Também foi recentemente reeleito presidente do Conselho de Ilha de S. Miguel. Qual é a sua missão e principais preocupações para este mandato?
Isso é mais algo que contestamos nestas organizações porque percebemos, e há muita vontade das pessoas, de que alguém tem de dar a cara e tem de se chegar à frente. A questão do Conselho da Ilha de S. Miguel era, e tem de ser, algo que temos de pensar muito seriamente também em S. Miguel. Independentemente do que alguém das outras ilhas possa pensar, nós temos problemas em S. Miguel estruturais que se agravaram muito mais com a questão do incêndio no hospital. Temos a nível de transportes aéreos, marítimos, a nível portuário e do aeroporto. Depois temos algo aqui que nos aflige a todos que é a insegurança e a pobreza, a droga. E também temos a saúde com a agravante do próprio hospital. A educação, a economia, mas o que salta a vista e que queremos dar o foco maior no Conselho da Ilha de S. Miguel, independentemente disto tudo, tem a ver com o aumento brutal de droga e insegurança que existe em S. Miguel com um fator muito relevante que leva a tudo isso que é a pobreza. O nosso foco é atacar a pobreza em S. Miguel e atacando a pobreza vamos eliminar grande parte da questão da droga e da insegurança. Somos uma terra pacifica, de gente ordeira, mas há hábitos que estão a ser enraizados e as drogas todos sabemos que não serão eliminadas mas temos de baixar os níveis para níveis aceitáveis. Assusta-me como cidadão e como presidente do Conselho de Ilha, a questão da pobreza, porque senti, convivi e vi as dificuldades que as pessoas tinham em não terem condições a nível financeiro nem de habitação. Todos nós temos de fazer muito mais, envolver muito mais, para eliminar grande parte da pobreza. Mas há muita gente que se alimenta das pessoas que estão na pobreza.

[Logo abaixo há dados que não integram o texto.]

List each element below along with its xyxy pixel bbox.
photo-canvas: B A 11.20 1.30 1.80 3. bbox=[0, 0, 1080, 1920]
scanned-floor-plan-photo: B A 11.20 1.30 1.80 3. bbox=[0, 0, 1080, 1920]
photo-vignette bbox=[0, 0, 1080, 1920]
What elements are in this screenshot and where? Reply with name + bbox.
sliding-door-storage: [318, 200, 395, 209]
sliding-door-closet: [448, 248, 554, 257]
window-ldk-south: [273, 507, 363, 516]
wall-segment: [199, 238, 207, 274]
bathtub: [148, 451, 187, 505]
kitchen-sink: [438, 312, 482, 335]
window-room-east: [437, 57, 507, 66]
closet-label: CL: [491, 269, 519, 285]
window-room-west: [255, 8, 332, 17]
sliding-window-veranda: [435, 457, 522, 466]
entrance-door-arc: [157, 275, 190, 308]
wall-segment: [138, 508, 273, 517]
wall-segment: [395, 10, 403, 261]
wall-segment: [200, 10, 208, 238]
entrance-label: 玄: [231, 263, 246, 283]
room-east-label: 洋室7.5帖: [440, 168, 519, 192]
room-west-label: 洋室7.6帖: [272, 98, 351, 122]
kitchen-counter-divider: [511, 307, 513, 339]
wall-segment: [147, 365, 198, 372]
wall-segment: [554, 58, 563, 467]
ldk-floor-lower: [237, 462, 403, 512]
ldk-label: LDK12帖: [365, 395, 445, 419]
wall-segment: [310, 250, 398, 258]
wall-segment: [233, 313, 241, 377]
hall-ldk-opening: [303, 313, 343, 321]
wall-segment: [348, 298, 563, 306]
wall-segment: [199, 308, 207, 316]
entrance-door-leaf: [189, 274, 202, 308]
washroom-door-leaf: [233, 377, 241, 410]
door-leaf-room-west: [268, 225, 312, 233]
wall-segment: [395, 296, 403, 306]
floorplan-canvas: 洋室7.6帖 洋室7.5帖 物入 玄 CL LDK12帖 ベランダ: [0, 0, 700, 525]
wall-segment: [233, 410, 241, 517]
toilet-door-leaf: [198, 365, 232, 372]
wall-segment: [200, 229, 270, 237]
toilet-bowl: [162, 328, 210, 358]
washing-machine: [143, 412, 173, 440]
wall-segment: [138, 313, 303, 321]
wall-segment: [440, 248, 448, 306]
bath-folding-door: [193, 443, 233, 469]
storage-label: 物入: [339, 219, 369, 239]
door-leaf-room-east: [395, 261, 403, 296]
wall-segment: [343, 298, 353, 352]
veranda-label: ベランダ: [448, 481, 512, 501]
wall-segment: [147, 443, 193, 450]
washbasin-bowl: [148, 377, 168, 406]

O que seria possível fazer para isso?
A pobreza elimina-se de forma mais fácil com melhor formação, melhor informação, melhor educação e mais proximidade dessas famílias. Tirá-las do ócio, da promiscuidade, da droga que leva a mais violência. Falamos de Rabo de Peixe, mas não é a única, existem várias. O acompanhamento tem de ser feito mais próximo, tentar que essas pessoas estejam na escola, porque com a formação não vamos erradicar, mas vamos retirar muita gente desse estado atual.
Com todos estes problemas para resolver, quais são as suas perspetivas para o futuro?
Eu sou uma pessoa de confiança e de esperança e não desisto. Mas gostava que houvesse mais sociedade envolvida, não na aparição, mas na resolução dos problemas da nossa sociedade. Há muita gente que aparece e não resolve, e eu sou dos que gosta mais de resolver do que aparecer.
Que mensagem gostaria de deixar aos leitores?
Sou um regionalista nato, adoro a minha terra e não quero que a minha terra seja conotada como a mais pobre do país. Não aceito isso. Uma terra que é produtiva, que produz bem, que está a crescer na área do turismo, temos todos de nos insurgir e ajudar a inverter essa situação. Não basta o discurso, precisamos de ação. E acredito, quer a nível dos governantes, quer dos partidos que estão na oposição, todos da classe política e não só, todos aqueles que têm responsabilidades sociais também, todos temos de envolver para reverter essa situação.